Asynchronous Programming
This is very similar to the early commits scenarios mentioned above, but this time, the early commits are "by design". One can encounter scenarios where a piece of the application starts a transaction and delegates the work asynchronously to other parts of the application (a different thread of execution, a remote location) and without waiting for a response continues with committing the transaction. In these scenarios, we will choose the second option from above, the one that blocks the commit until work is finished.

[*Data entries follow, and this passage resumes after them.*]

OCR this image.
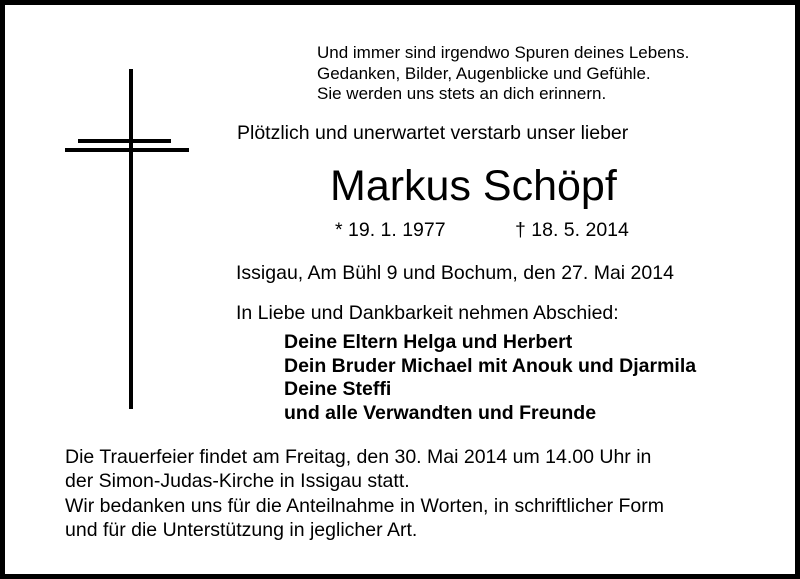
Und immer sind irgendwo Spuren deines Lebens.
Gedanken, Bilder, Augenblicke und Gefühle.
Sie werden uns stets an dich erinnern.
Plötzlich und unerwartet verstarb unser lieber
Markus Schöpf
* 19. 1. 1977	† 18. 5. 2014
Issigau, Am Bühl 9 und Bochum, den 27. Mai 2014
In Liebe und Dankbarkeit nehmen Abschied:
Deine Eltern Helga und Herbert
Dein Bruder Michael mit Anouk und Djarmila
Deine Steffi
und alle Verwandten und Freunde
Die Trauerfeier findet am Freitag, den 30. Mai 2014 um 14.00 Uhr in
der Simon-Judas-Kirche in Issigau statt.
Wir bedanken uns für die Anteilnahme in Worten, in schriftlicher Form
und für die Unterstützung in jeglicher Art.
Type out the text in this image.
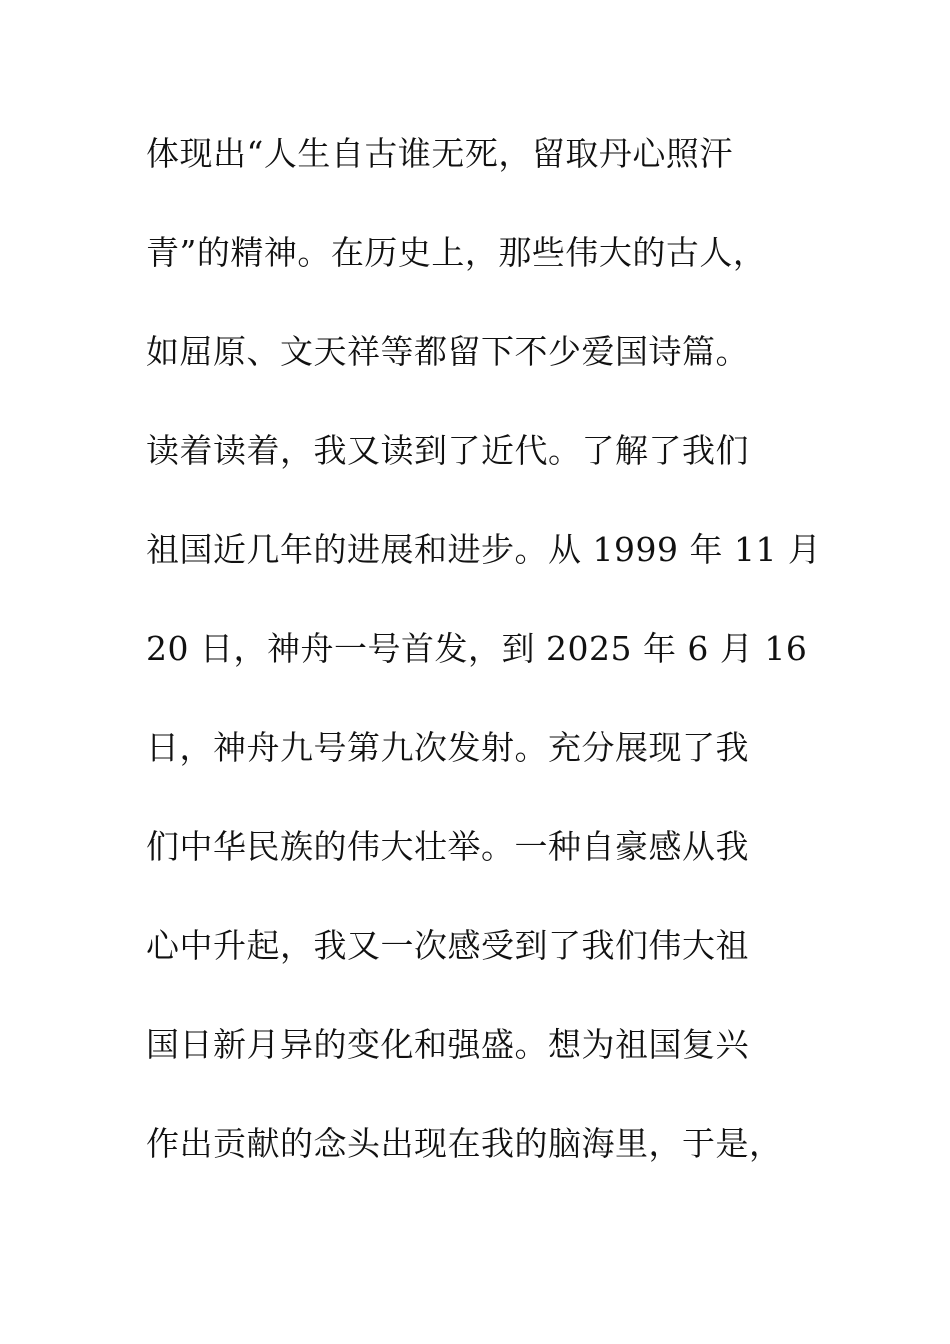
体现出“人生自古谁无死，留取丹心照汗
青”的精神。在历史上，那些伟大的古人，
如屈原、文天祥等都留下不少爱国诗篇。
读着读着，我又读到了近代。了解了我们
祖国近几年的进展和进步。从 1999 年 11 月
20 日，神舟一号首发，到 2025 年 6 月 16
日，神舟九号第九次发射。充分展现了我
们中华民族的伟大壮举。一种自豪感从我
心中升起，我又一次感受到了我们伟大祖
国日新月异的变化和强盛。想为祖国复兴
作出贡献的念头出现在我的脑海里，于是，
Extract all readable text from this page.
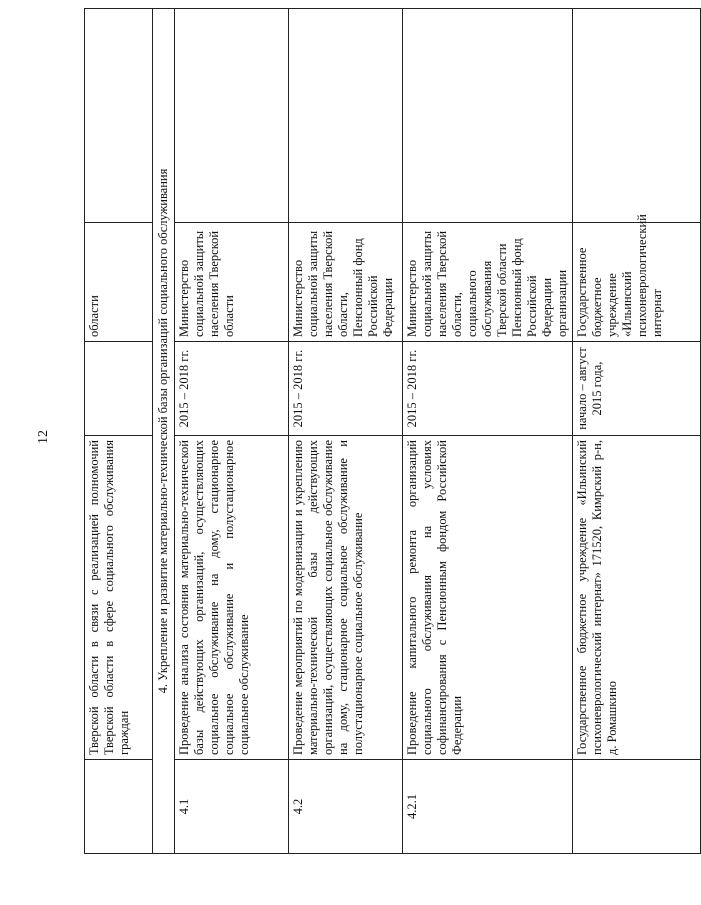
12
	Тверской области в связи с реализацией полномочий Тверской области в сфере социального обслуживания граждан		области	
4. Укрепление и развитие материально-технической базы организаций социального обслуживания				
4.1	Проведение анализа состояния материально-технической базы действующих организаций, осуществляющих социальное обслуживание на дому, стационарное социальное обслуживание и полустационарное социальное обслуживание	2015 – 2018 гг.	Министерство социальной защиты населения Тверской области	
4.2	Проведение мероприятий по модернизации и укреплению материально-технической базы действующих организаций, осуществляющих социальное обслуживание на дому, стационарное социальное обслуживание и полустационарное социальное обслуживание	2015 – 2018 гг.	Министерство социальной защиты населения Тверской области, Пенсионный фонд Российской Федерации	
4.2.1	Проведение капитального ремонта организаций социального обслуживания на условиях софинансирования с Пенсионным фондом Российской Федерации	2015 – 2018 гг.	Министерство социальной защиты населения Тверской области, социального обслуживания Тверской области Пенсионный фонд Российской Федерации организации	
	Государственное бюджетное учреждение «Ильинский психоневрологический интернат» 171520, Кимрский р-н, д. Ромашкино	начало – август 2015 года,	Государственное бюджетное учреждение «Ильинский психоневрологический интернат	
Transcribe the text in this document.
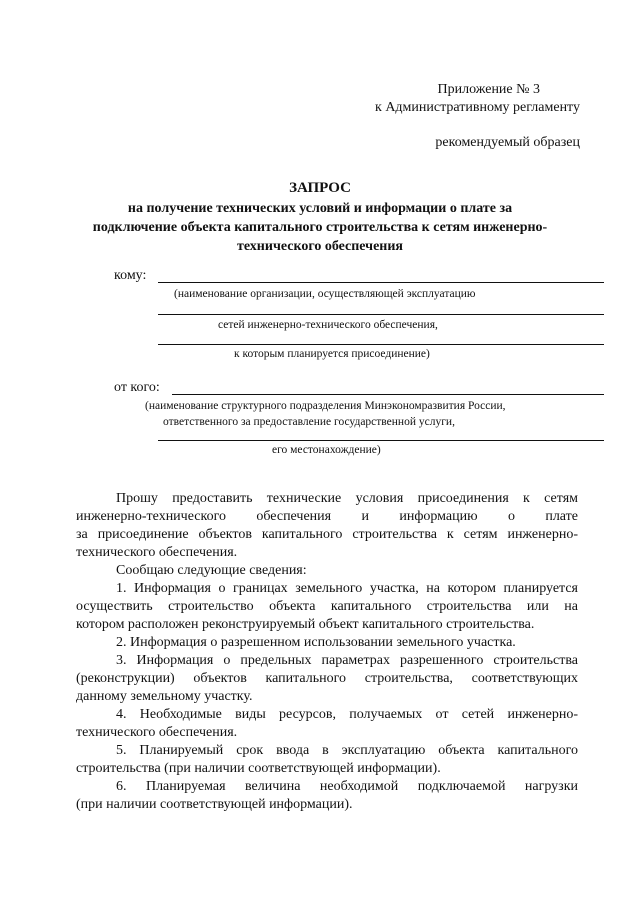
Приложение № 3
к Административному регламенту
рекомендуемый образец
ЗАПРОС
на получение технических условий и информации о плате за
подключение объекта капитального строительства к сетям инженерно-
технического обеспечения
кому:
(наименование организации, осуществляющей эксплуатацию
сетей инженерно-технического обеспечения,
к которым планируется присоединение)
от кого:
(наименование структурного подразделения Минэкономразвития России,
ответственного за предоставление государственной услуги,
его местонахождение)
Прошу предоставить технические условия присоединения к сетям
инженерно-технического обеспечения и информацию о плате
за присоединение объектов капитального строительства к сетям инженерно-
технического обеспечения.
Сообщаю следующие сведения:
1. Информация о границах земельного участка, на котором планируется
осуществить строительство объекта капитального строительства или на
котором расположен реконструируемый объект капитального строительства.
2. Информация о разрешенном использовании земельного участка.
3. Информация о предельных параметрах разрешенного строительства
(реконструкции) объектов капитального строительства, соответствующих
данному земельному участку.
4. Необходимые виды ресурсов, получаемых от сетей инженерно-
технического обеспечения.
5. Планируемый срок ввода в эксплуатацию объекта капитального
строительства (при наличии соответствующей информации).
6. Планируемая величина необходимой подключаемой нагрузки
(при наличии соответствующей информации).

The code is similar:
 Client code:
  Transaction tx = StartTransaction();
  AsyncDoTransfer(tx); // like create a separate thread and let it do the transfer operation etc
  SomeOtherAsyncWork(tx);
  CommitTransaction(tx);

 Server code:
  // inside AsyncDoTransfer that receives the transaction from the client
  EnlistPhase0AndBlock(tx); // if we get a Phase0Request we will block and wait until SignalWorkCompletedToPhase0Enlistment is called and only then reply with Phase0Done
  
  DB1.OpenConnection(tx);
  DB1.DoDebit(amount);
  DB2.OpenConnection(tx);
  DB2.DoCredit(amount);

  SignalWorkCompletedToPhase0Enlistment(tx); // signals the Phase0 enlistment that the work was completed
  return;

Looks nice and safe... Well, there is a problem even with this code. What if, Commit is called even before we are able to enlist in Phase0 in the AsyncDoTransfer method? We can end up again with some inconsistent data. The solution is to create some sort of acknowledgment from the server to the client saying that at least it got to the phase0 enlistment: "hey client, I know I'm slow and I will do your requested work later but here is my ack that you can Commit your transaction safely any time from now on". To accomplish this we will have to use phase0 enlistments on both the client and server side as follows:

 Client Code:
  Void MainFunction()
  {
    Transaction tx = StartTransaction();

    EnlistPhase0AndBlock(tx); // if we get a Phase0Request we will block and wait until SignalWorkCompletedToPhase0Enlistment is called and only then reply with Phase0Done
    AsyncDoTransfer(tx, AckFromDoTransfer); // like sending an async message to a server and let it do the transfer operation etc
 
    CommitTransaction(tx); 
  } 
  void AckFromDoTransfer()
  {
    SignalWorkCompletedToPhase0Enlistment(tx); // signals the Phase0 enlistment that the work was completed 
  }

 Server Code:
  void AsyncDoTransfer(tx, AckFromDoTransfer)
  {
    EnlistPhase0AndBlock(tx); // if we get a Phase0Request we will block and wait until SignalWorkCompletedToPhase0Enlistment is called and only then reply with Phase0Done
  
    AckFromDoTransfer(); // the client can Commit safely the transaction from now, since I'm protected by phase 0
   
    // doing the work that takes a lot of time
    DB1.OpenConnection(tx);
    DB1.DoDebit(amount);
    DB2.OpenConnection(tx);
    DB2.DoCredit(amount);

    SignalWorkCompletedToPhase0Enlistment(tx); // signals the Phase0 enlistment that the work was completed
  }

The phase0 enlistment on the client side will make sure that we keep the transaction in phase0 until we get all the acks from our servers. Look at this as a method to pass phase0 "ownership" from client to servers.

All these work due to the "magic" of phase0 that allows "infinite" number of enlistments, until no new phase0 enlistments are being created and the existing ones replied with a successful Phase0Done. I compare the Phase0 enlistment to the AddRef method from the good old COM lifetime management. A Phase0 enlistment will call "AddRef" on the "active phase" of the transaction, while a Phase0Done will call "Release" on the counter. While the counter is higher than zero, the transaction will not be allowed to enter Phase1.